The title piece takes place in 2004 and is the only part of the overall play set in Iraq. Marine Sgts. Vinnie Russo (Topher Rasmussen) and Alyson Moss (Cassandra Stokes-Wylie) are driving a truck in the convoy to Mosul and engaging in what Cahill describes as a "battle of the sexes: his attitudes about her being a Marine and her attitudes about having to deal with that all the time."

And finally, in "Veteran in a New Field," set in 2007, Michelle (Ariana Broumas), a veteran suffering from PTSD, finds comfort when she meets John (Lane Richins), a blind painter, in the park.

Cahill took "Harbur Gate" to SLAC to apply for a National New Play Network commission, which she received. It was chosen for the first Playwrights' Lab at SLAC in 2015, when David Kranes teamed Cahill with New York director Tamilla Woodard, who has been with the project ever since. "Harbur Gate" also received an Edgerton Foundation award that gave it two extra weeks of rehearsal, so the entire cast was able to sit in on support groups at the VA and hear veterans' stories firsthand. "It put reality into the characters that they're playing," Cahill says.

Another plus was having a military veteran — Broumas, who served six years as a Marine — in the play's cast. Cahill and Woodard say her adjustments were invaluable.

"We were able to do things that were more culturally Marine Corps that you wouldn't know unless you were in," says Broumas.

One thing that struck Woodard and Broumas is that the veterans they met in the support groups — no matter how bad their experiences — would serve again and would advise others to serve. "There's still a love there on some level, even if it's tainted and ugly," Broumas says. "A lot of those women or men were still proud of their service.

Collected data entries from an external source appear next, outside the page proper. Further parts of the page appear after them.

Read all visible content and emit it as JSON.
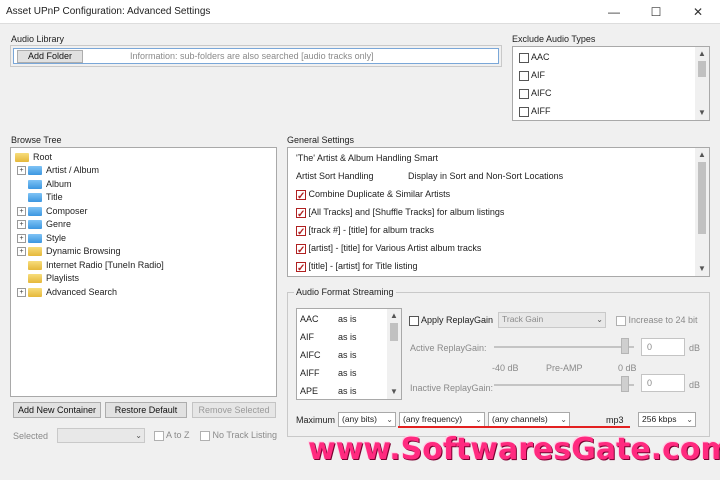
{
  "window": {
    "title": "Asset UPnP Configuration: Advanced Settings",
    "minimize": "—",
    "maximize": "☐",
    "close": "✕"
  },
  "audio_library": {
    "label": "Audio Library",
    "add_folder": "Add Folder",
    "info": "Information: sub-folders are also searched [audio tracks only]"
  },
  "exclude_audio_types": {
    "label": "Exclude Audio Types",
    "items": [
      "AAC",
      "AIF",
      "AIFC",
      "AIFF"
    ]
  },
  "browse_tree": {
    "label": "Browse Tree",
    "root": "Root",
    "items": [
      {
        "label": "Artist / Album",
        "expand": "+",
        "color": "blue"
      },
      {
        "label": "Album",
        "expand": "",
        "color": "blue"
      },
      {
        "label": "Title",
        "expand": "",
        "color": "blue"
      },
      {
        "label": "Composer",
        "expand": "+",
        "color": "blue"
      },
      {
        "label": "Genre",
        "expand": "+",
        "color": "blue"
      },
      {
        "label": "Style",
        "expand": "+",
        "color": "blue"
      },
      {
        "label": "Dynamic Browsing",
        "expand": "+",
        "color": "yellow"
      },
      {
        "label": "Internet Radio [TuneIn Radio]",
        "expand": "",
        "color": "yellow"
      },
      {
        "label": "Playlists",
        "expand": "",
        "color": "yellow"
      },
      {
        "label": "Advanced Search",
        "expand": "+",
        "color": "yellow"
      }
    ],
    "add_container": "Add New Container",
    "restore_default": "Restore Default",
    "remove_selected": "Remove Selected",
    "selected_label": "Selected",
    "a_to_z": "A to Z",
    "no_track_listing": "No Track Listing"
  },
  "general_settings": {
    "label": "General Settings",
    "rows": [
      {
        "text": "'The' Artist & Album Handling",
        "value": "Smart",
        "checkbox": false
      },
      {
        "text": "Artist Sort Handling",
        "value": "Display in Sort and Non-Sort Locations",
        "checkbox": false
      },
      {
        "text": "Combine Duplicate & Similar Artists",
        "value": "",
        "checkbox": true
      },
      {
        "text": "[All Tracks] and [Shuffle Tracks] for album listings",
        "value": "",
        "checkbox": true
      },
      {
        "text": "[track #] - [title] for album tracks",
        "value": "",
        "checkbox": true
      },
      {
        "text": "[artist] - [title] for Various Artist album tracks",
        "value": "",
        "checkbox": true
      },
      {
        "text": "[title] - [artist] for Title listing",
        "value": "",
        "checkbox": true
      }
    ]
  },
  "audio_format_streaming": {
    "label": "Audio Format Streaming",
    "formats": [
      {
        "name": "AAC",
        "mode": "as is"
      },
      {
        "name": "AIF",
        "mode": "as is"
      },
      {
        "name": "AIFC",
        "mode": "as is"
      },
      {
        "name": "AIFF",
        "mode": "as is"
      },
      {
        "name": "APE",
        "mode": "as is"
      }
    ],
    "apply_replaygain": "Apply ReplayGain",
    "track_gain": "Track Gain",
    "increase_24bit": "Increase to 24 bit",
    "active_replaygain": "Active ReplayGain:",
    "inactive_replaygain": "Inactive ReplayGain:",
    "minus40": "-40 dB",
    "preamp": "Pre-AMP",
    "zero_db": "0 dB",
    "active_value": "0",
    "inactive_value": "0",
    "db_unit": "dB",
    "maximum_label": "Maximum",
    "bits": "(any bits)",
    "frequency": "(any frequency)",
    "channels": "(any channels)",
    "format": "mp3",
    "bitrate": "256 kbps"
  },
  "watermark": "www.SoftwaresGate.com"
}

It's interesting and beautiful that they were able to still have that thing inside them that they possessed when they graduated from boot camp. I felt it myself. It's very self-identifying and meaningful, and it comes after a lot of hard work and sacrifice."

Woodard adds: "It's the participation of the individual in the larger society of the military that each veteran we talked to said they were seeking in their own lives, a place to belong: this idea of camaraderie, this idea of higher purpose, this idea of fraternity, the safety of that thing, the pride of that thing, the strength of that thing."

Broumas says she feels a sense of responsibility to the veterans whose stories inform "Harbur Gate."

"These are people who can't speak out when they're in those positions; you're subject to a code," she says. "The more the story comes out, the more military leadership can take an active role in making changes."

Woodard sees "Harbur Gate" as a chance for audiences to connect with people and experiences that may be very different from their own: "We're separated by our experiences, traumatic or delightful, but we have the power to empathize, and that empathy and compassion can help us make things better together. … I'm hoping that we really offer a place of empathy and compassion for the stories that these veterans have told Kathleen and have shared with us and make a bridge to the audience. I hope that people feel a sense of redemption is possible even when you've lost so much."